Kepler also introduces some image-quality improvements. Bindless textures (currently supported only in OpenGL, not DirectX) mean that the shader can reference a texture directly in memory, choosing from over a million unique textures for a scene rather than being restricted to just 128 slots in a binding table. Adaptive VSync technology dynamically turns vertical sync on and off to display frames at a more regular cadence, reducing stuttering while preventing tearing. TXAA is a new film-style antialiasing technique (an alternative to Nvidia's own FXAA, itself a higher-performance alternative to familiar multisample antialiasing or MSAA) that uses a high-quality resolve filter to smooth jagged lines and edges; Nvidia claims it offers the smoothness of 8x MSAA with the performance hit of 2x MSAA.

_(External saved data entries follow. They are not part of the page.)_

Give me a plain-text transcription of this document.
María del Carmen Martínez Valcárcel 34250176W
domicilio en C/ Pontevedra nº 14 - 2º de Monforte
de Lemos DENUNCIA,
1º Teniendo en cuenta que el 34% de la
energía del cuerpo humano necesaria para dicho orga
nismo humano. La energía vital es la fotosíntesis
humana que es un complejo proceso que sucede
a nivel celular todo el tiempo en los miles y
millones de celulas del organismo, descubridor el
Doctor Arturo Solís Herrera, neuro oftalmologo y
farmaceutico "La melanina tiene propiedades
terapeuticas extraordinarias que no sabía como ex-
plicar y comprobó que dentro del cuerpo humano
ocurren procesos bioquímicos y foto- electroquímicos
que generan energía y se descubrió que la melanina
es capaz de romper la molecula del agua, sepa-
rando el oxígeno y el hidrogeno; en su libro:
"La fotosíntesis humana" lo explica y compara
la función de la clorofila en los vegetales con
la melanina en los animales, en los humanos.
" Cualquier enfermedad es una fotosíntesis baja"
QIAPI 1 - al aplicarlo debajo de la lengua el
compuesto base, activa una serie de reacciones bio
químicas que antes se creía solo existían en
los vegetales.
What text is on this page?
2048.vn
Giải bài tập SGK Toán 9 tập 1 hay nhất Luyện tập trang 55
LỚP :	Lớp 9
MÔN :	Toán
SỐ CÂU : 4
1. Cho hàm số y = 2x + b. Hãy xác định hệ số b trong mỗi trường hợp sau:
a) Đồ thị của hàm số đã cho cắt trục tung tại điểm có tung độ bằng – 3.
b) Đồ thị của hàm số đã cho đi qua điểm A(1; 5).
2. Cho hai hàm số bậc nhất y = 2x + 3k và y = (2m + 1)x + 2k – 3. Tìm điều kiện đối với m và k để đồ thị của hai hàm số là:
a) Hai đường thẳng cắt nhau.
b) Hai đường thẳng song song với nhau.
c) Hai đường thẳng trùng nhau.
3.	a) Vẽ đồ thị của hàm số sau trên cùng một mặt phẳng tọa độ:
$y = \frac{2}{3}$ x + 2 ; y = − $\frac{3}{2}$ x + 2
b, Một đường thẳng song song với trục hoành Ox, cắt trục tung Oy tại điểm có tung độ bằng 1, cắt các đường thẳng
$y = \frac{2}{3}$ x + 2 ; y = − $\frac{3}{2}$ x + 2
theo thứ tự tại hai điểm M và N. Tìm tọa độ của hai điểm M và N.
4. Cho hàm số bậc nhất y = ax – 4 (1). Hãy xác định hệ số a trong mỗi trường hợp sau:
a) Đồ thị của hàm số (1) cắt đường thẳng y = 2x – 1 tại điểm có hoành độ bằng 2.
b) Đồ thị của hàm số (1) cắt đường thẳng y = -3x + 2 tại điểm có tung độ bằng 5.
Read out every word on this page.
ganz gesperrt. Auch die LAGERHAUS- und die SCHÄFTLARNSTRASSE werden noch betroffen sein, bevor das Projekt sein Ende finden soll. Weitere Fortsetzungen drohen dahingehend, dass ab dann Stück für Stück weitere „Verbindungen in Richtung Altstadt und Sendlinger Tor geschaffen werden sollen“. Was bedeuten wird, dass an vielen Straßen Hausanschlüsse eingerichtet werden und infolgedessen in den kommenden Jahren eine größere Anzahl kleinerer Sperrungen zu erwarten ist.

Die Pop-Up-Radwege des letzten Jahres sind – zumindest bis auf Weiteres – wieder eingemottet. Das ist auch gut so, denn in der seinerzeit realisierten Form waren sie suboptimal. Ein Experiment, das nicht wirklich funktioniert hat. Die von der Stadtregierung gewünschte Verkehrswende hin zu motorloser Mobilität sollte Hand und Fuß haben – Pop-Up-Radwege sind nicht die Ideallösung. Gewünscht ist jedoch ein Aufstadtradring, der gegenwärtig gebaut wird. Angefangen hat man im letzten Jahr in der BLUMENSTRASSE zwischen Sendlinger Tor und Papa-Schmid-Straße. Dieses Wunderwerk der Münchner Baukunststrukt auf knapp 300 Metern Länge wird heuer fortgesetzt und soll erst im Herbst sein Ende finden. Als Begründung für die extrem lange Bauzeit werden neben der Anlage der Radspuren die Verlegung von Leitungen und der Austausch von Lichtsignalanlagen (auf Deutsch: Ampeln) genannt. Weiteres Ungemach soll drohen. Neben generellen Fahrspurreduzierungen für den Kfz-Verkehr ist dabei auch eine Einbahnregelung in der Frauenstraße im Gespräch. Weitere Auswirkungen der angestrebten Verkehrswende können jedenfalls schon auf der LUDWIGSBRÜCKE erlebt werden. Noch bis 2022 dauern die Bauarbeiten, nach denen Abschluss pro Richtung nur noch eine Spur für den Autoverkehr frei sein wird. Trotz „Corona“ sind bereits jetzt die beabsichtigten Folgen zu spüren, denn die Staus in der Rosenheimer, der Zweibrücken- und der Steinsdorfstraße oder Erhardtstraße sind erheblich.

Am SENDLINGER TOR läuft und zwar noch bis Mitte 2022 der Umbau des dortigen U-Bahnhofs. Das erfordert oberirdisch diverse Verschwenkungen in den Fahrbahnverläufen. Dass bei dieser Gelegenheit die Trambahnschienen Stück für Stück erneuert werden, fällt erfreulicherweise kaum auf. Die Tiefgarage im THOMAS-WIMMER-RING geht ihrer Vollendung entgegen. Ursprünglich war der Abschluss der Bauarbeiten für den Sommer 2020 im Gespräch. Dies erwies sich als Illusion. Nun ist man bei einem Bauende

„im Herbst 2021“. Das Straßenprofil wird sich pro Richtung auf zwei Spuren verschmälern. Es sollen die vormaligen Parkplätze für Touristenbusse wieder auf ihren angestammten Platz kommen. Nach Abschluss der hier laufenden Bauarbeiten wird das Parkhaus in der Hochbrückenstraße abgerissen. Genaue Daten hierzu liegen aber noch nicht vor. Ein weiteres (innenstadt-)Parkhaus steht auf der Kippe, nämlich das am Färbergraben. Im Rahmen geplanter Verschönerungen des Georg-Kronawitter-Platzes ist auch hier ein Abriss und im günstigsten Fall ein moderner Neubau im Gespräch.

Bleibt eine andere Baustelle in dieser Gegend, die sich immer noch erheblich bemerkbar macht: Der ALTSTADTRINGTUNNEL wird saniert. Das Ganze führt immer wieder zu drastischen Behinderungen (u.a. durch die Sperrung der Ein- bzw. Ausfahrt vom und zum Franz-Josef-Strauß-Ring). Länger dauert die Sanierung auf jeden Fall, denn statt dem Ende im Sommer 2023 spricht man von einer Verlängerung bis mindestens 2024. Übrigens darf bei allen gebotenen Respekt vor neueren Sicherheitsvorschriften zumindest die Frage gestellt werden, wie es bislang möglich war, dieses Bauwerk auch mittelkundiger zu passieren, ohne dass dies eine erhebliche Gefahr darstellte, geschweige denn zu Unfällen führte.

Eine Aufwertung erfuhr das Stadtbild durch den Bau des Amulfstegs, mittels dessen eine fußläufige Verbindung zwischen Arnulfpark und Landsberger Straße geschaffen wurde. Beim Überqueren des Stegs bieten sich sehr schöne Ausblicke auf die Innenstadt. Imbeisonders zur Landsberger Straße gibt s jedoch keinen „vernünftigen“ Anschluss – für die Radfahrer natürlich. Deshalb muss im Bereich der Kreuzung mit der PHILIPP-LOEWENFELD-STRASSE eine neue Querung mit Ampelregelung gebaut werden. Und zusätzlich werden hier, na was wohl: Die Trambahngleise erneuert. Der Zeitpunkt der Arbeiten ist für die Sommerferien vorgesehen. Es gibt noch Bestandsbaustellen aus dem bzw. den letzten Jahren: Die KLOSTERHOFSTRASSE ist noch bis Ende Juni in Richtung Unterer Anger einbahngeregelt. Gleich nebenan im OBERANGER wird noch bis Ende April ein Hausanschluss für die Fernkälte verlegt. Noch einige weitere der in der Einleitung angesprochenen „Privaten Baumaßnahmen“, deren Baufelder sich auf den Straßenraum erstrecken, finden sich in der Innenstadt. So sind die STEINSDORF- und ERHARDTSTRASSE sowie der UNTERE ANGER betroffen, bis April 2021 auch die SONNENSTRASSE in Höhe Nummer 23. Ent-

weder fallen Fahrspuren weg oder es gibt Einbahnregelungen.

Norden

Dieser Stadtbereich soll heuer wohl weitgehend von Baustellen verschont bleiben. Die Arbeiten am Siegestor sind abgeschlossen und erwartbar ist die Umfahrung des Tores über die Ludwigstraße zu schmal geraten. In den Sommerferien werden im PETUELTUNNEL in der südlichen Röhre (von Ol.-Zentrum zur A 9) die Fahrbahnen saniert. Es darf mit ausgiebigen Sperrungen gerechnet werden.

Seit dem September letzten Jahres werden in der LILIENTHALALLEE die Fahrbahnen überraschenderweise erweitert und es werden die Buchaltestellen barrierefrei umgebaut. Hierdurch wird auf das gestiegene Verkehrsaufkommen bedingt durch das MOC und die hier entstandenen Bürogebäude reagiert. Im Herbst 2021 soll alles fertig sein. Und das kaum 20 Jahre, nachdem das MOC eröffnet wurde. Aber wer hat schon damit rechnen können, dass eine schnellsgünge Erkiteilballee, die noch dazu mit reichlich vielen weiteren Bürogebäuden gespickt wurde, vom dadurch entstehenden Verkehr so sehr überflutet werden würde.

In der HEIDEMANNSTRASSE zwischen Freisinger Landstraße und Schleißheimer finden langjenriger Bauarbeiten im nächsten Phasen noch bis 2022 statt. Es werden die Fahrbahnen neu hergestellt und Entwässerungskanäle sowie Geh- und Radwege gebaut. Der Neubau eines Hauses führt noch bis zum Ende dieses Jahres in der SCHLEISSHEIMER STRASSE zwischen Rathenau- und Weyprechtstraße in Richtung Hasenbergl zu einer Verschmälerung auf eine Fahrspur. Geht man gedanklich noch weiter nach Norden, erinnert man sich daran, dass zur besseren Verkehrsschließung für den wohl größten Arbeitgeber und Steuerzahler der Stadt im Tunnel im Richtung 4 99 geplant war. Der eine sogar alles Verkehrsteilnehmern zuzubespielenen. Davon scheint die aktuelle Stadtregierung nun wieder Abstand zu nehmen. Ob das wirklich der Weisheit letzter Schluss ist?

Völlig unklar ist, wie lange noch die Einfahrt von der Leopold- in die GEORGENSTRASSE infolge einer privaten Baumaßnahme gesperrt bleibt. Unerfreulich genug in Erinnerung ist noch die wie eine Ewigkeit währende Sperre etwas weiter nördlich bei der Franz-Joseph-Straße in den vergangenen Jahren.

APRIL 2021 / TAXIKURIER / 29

The GTX 680 also supports single-GPU 3D Vision surround, supporting Nvidia's 3D Vision stereoscopic viewing on three monitors, and 4K (3,840 by 2,160 by 60Hz) resolution. The company's reference-design card features two DVI, one HDMI, and one DisplayPort 1.2 interface for four simultaneous displays.

On the mobile side, the portable Keplers support Nvidia's battery-saving Optimus technology that automatically switches the GPU on and off—flipping from discrete to integrated graphics, for example, when the user is doing office productivity work, then firing up the GPU for visually demanding applications such as games. The GeForce GT 640M and 650M are positioned as performance parts for mid- to high-end laptops, while the GeForce GTX 660M is supposed to enable a new class of thinner and lighter gaming laptops.

Indeed, you could even say that Kepler—though clearly designed to excel in desktop performance—marks a sea change in PC graphics, from bigger-louder-hotter, power-at-any-price designs to saner, quieter, and cooler products. Performance per watt is the new performance.